End of rental assistance program hinders agencies' ability to help those facing homelessness

Dec. 3—The looming end to the federal Emergency Rental Assistance program has left thousands of Mainers in dire need of housing assistance in a tight rental market as winter sets in. And the agencies that have administered the program also are losing ERA-funded jobs, leaving people with even fewer resources to find help.

The absence is apparent at the Comfort Inn & Suites in Scarborough, where The Opportunity Alliance in September had assigned two full-time social workers to address the town's concerns about increased emergency calls to the hotel. Then MaineHousing paused the temporary rental assistance program on Sept. 29 because it was running out of funding sooner than expected.

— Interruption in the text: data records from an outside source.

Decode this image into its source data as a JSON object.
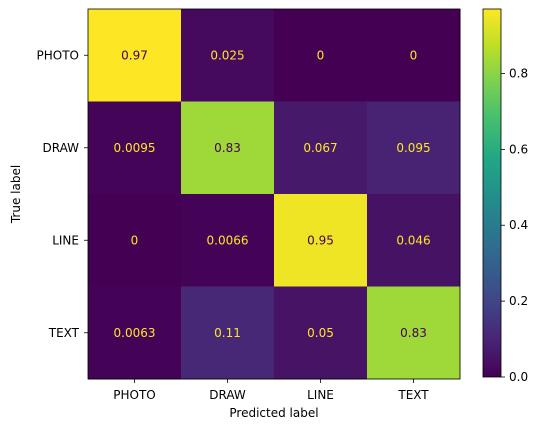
{
  "chart_data": {
    "type": "heatmap",
    "xlabel": "Predicted label",
    "ylabel": "True label",
    "x_categories": [
      "PHOTO",
      "DRAW",
      "LINE",
      "TEXT"
    ],
    "y_categories": [
      "PHOTO",
      "DRAW",
      "LINE",
      "TEXT"
    ],
    "values": [
      [
        0.97,
        0.025,
        0,
        0
      ],
      [
        0.0095,
        0.83,
        0.067,
        0.095
      ],
      [
        0,
        0.0066,
        0.95,
        0.046
      ],
      [
        0.0063,
        0.11,
        0.05,
        0.83
      ]
    ],
    "labels": [
      [
        "0.97",
        "0.025",
        "0",
        "0"
      ],
      [
        "0.0095",
        "0.83",
        "0.067",
        "0.095"
      ],
      [
        "0",
        "0.0066",
        "0.95",
        "0.046"
      ],
      [
        "0.0063",
        "0.11",
        "0.05",
        "0.83"
      ]
    ],
    "colormap": "viridis",
    "vmin": 0,
    "vmax": 0.97,
    "colorbar_ticks": [
      "0.0",
      "0.2",
      "0.4",
      "0.6",
      "0.8"
    ],
    "colorbar_tick_values": [
      0,
      0.2,
      0.4,
      0.6,
      0.8
    ],
    "text_color_dark_cells": "#fde725",
    "text_color_light_cells": "#440154",
    "grid": false
  }
}
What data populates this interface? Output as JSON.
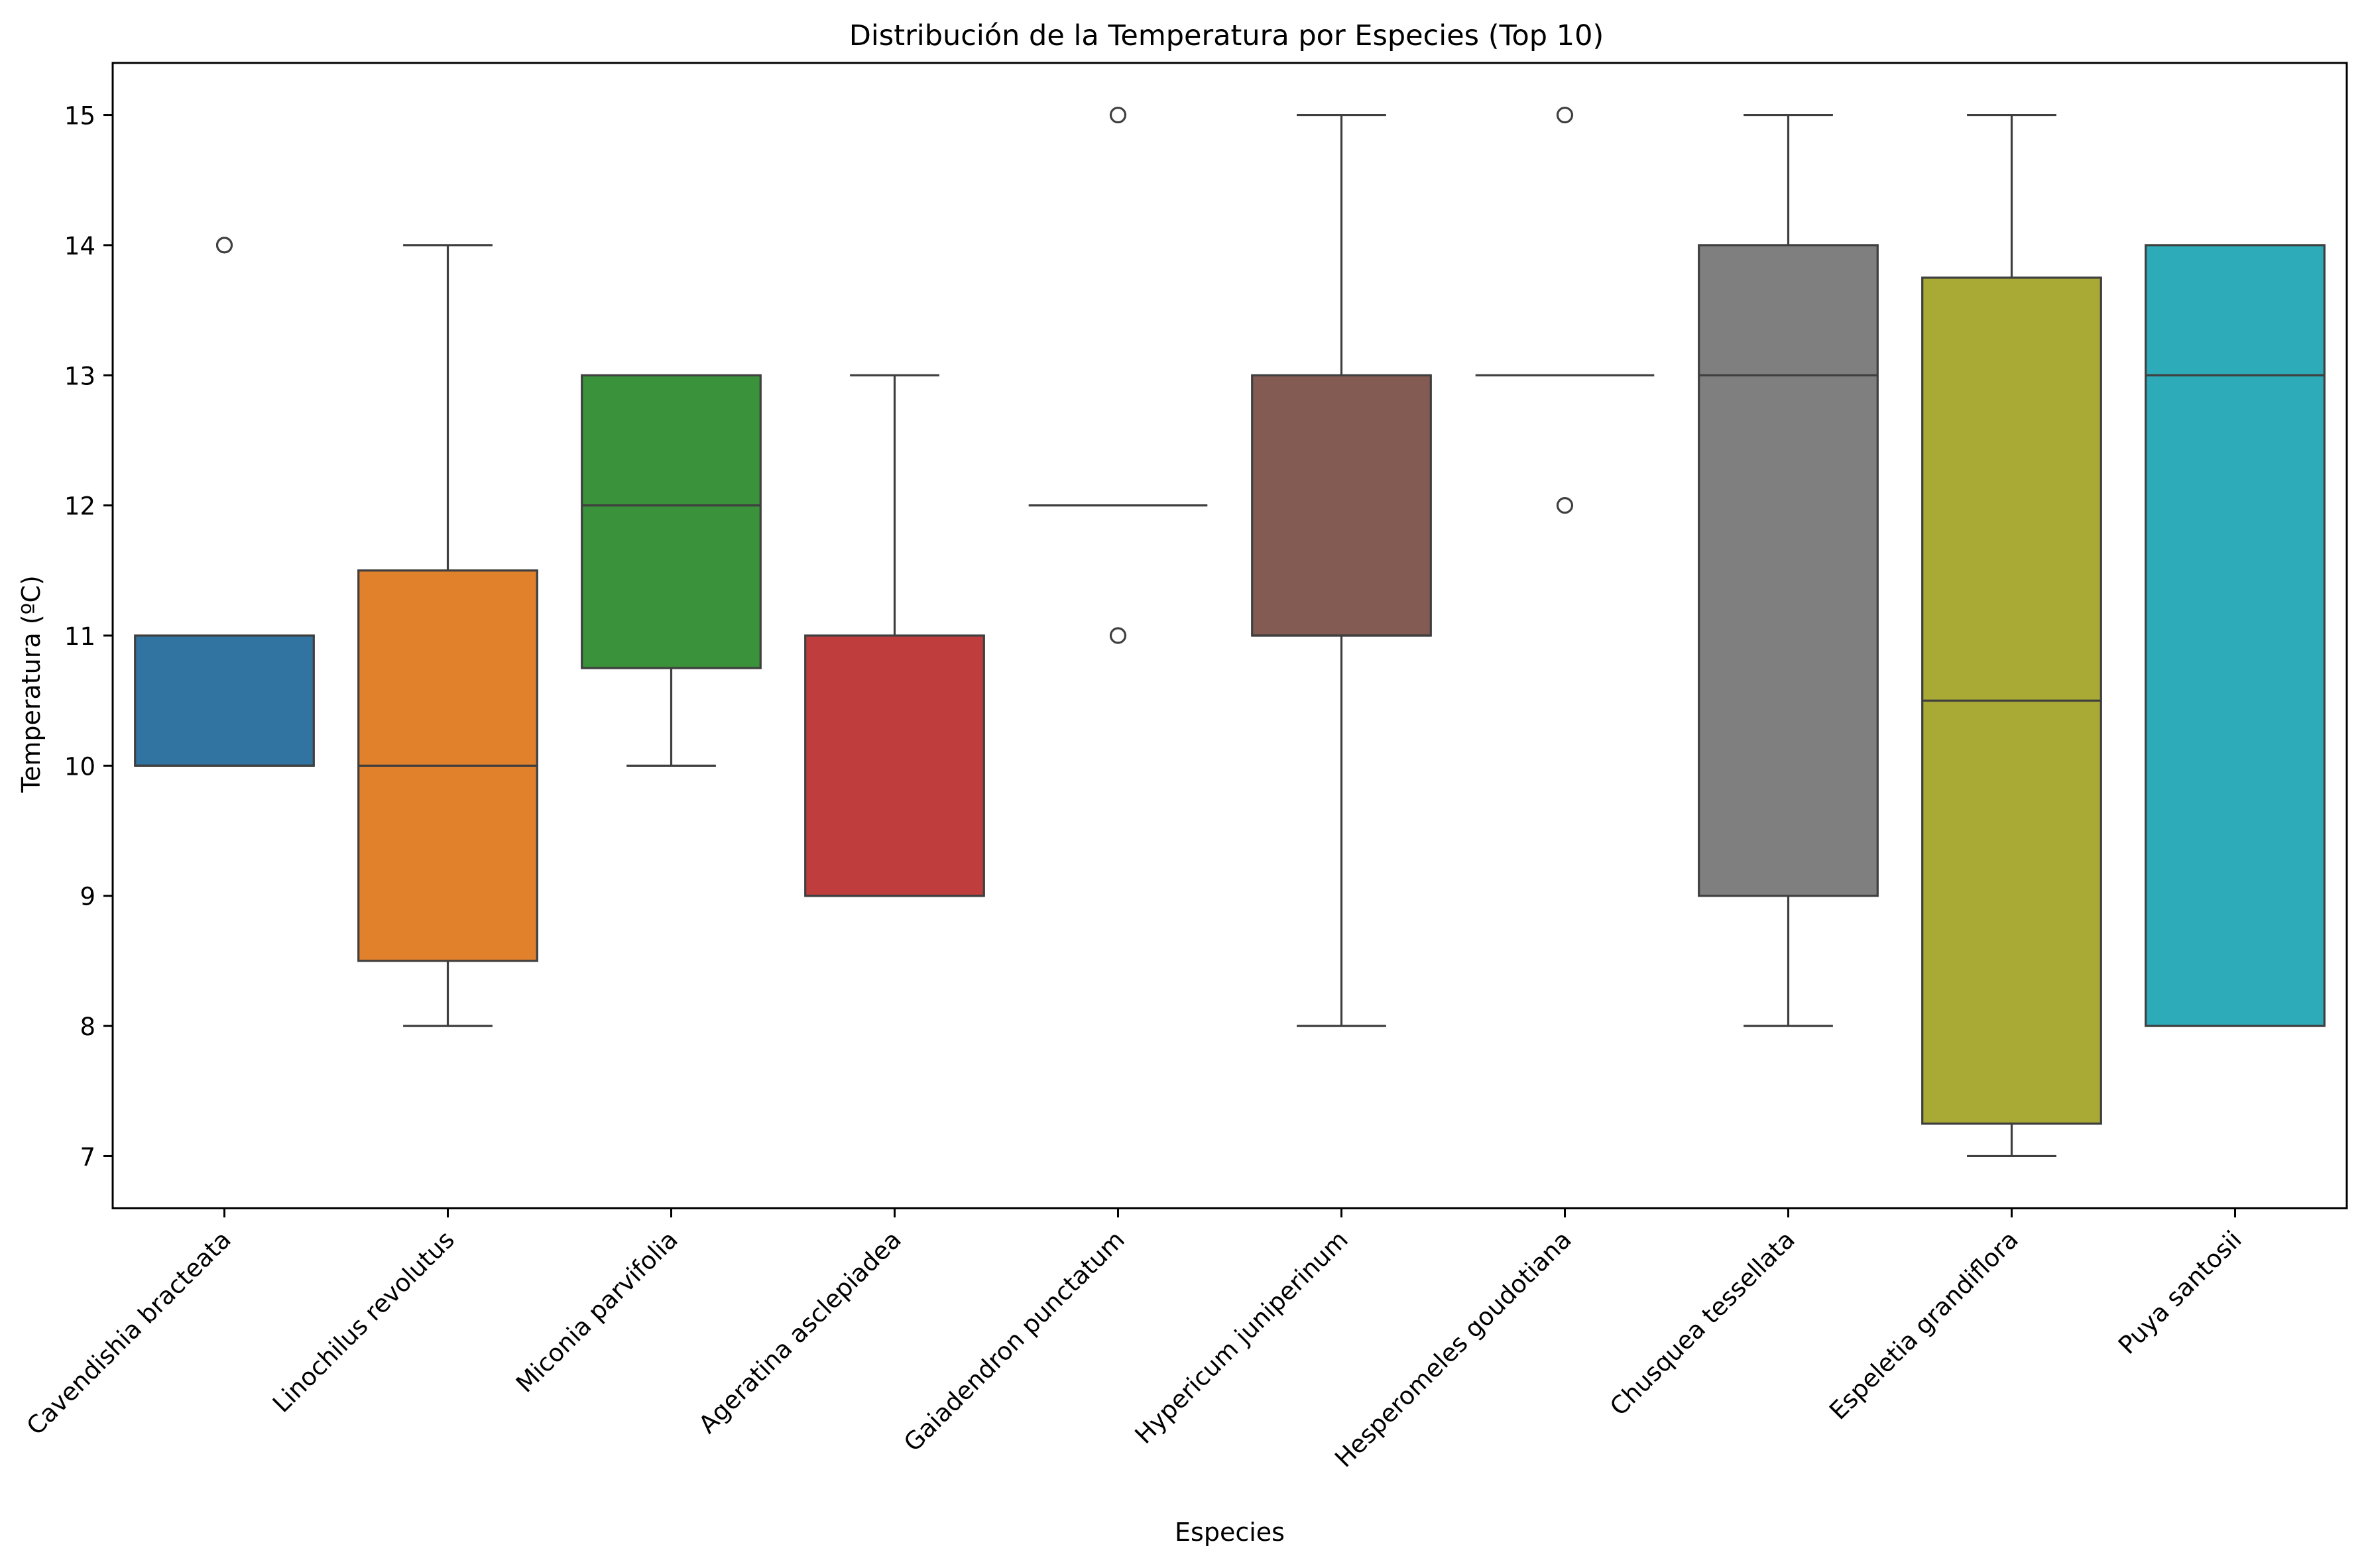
{
  "chart_data": {
    "type": "box",
    "title": "Distribución de la Temperatura por Especies (Top 10)",
    "xlabel": "Especies",
    "ylabel": "Temperatura (ºC)",
    "ylim": [
      6.6,
      15.4
    ],
    "yticks": [
      7,
      8,
      9,
      10,
      11,
      12,
      13,
      14,
      15
    ],
    "grid": false,
    "categories": [
      "Cavendishia bracteata",
      "Linochilus revolutus",
      "Miconia parvifolia",
      "Ageratina asclepiadea",
      "Gaiadendron punctatum",
      "Hypericum  juniperinum",
      "Hesperomeles  goudotiana",
      "Chusquea tessellata",
      "Espeletia grandiflora",
      "Puya santosii"
    ],
    "colors": [
      "#3274a1",
      "#e1812c",
      "#3a923a",
      "#c03d3e",
      "#9372b2",
      "#845b53",
      "#d684bd",
      "#7f7f7f",
      "#a9aa35",
      "#2eabb8"
    ],
    "boxes": [
      {
        "whisker_low": 10,
        "q1": 10,
        "median": 10,
        "q3": 11,
        "whisker_high": 11,
        "outliers": [
          14
        ]
      },
      {
        "whisker_low": 8,
        "q1": 8.5,
        "median": 10,
        "q3": 11.5,
        "whisker_high": 14,
        "outliers": []
      },
      {
        "whisker_low": 10,
        "q1": 10.75,
        "median": 12,
        "q3": 13,
        "whisker_high": 13,
        "outliers": []
      },
      {
        "whisker_low": 9,
        "q1": 9,
        "median": 9,
        "q3": 11,
        "whisker_high": 13,
        "outliers": []
      },
      {
        "whisker_low": 12,
        "q1": 12,
        "median": 12,
        "q3": 12,
        "whisker_high": 12,
        "outliers": [
          15,
          11
        ]
      },
      {
        "whisker_low": 8,
        "q1": 11,
        "median": 11,
        "q3": 13,
        "whisker_high": 15,
        "outliers": []
      },
      {
        "whisker_low": 13,
        "q1": 13,
        "median": 13,
        "q3": 13,
        "whisker_high": 13,
        "outliers": [
          15,
          12
        ]
      },
      {
        "whisker_low": 8,
        "q1": 9,
        "median": 13,
        "q3": 14,
        "whisker_high": 15,
        "outliers": []
      },
      {
        "whisker_low": 7,
        "q1": 7.25,
        "median": 10.5,
        "q3": 13.75,
        "whisker_high": 15,
        "outliers": []
      },
      {
        "whisker_low": 8,
        "q1": 8,
        "median": 13,
        "q3": 14,
        "whisker_high": 14,
        "outliers": []
      }
    ]
  }
}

The alliance, one of several community action agencies in Maine that administered the ERA program, responded by laying off 36 of 53 staff members who were assigned to the program, which included seven housing stability resource managers, said Mary Cook, the agency's ERA program director. It kept seven staffers to wind down the program and transferred 10 to other programs within the agency.

The jobs, like the program, always were meant to be temporary. But the need remains very much present.

Dani Laliberte is one of the two social workers removed from the Comfort Inn. She has been reassigned to an outreach program assisting homeless people who live outdoors, but Laliberte still finds herself back at the Route 1 hotel a few times each week, helping some of the more than 80 former clients get to medical and dental appointments or access other services.

Many are children or over age 60. Some are disabled or have dementia. None has the $6,000 needed to pay the first and last months' rent and security deposit on a typical apartment in the Portland area.

"I'm still helping many of them," Laliberte said Friday. "I think people are really overwhelmed and confused. Many of them didn't have an end game for when ERA funding ran out. Sometimes you're not thinking about that when you just need a roof over your head."

At the same time, the number of households at the 69-room hotel that are receiving ERA funding through December is dwindling, Cook said, down from about 60 in September to 44 now, including 60 adults and 16 children.

An additional 10 rooms are occupied by former ERA recipients who remain at the hotel while they go through the eviction process or look for alternative housing, she said.

And while some ERA recipients living in hotels have received support from social workers, many former ERA recipients, including those living in apartments and other rentals, now are seeking assistance through cash-strapped municipal General Assistance programs.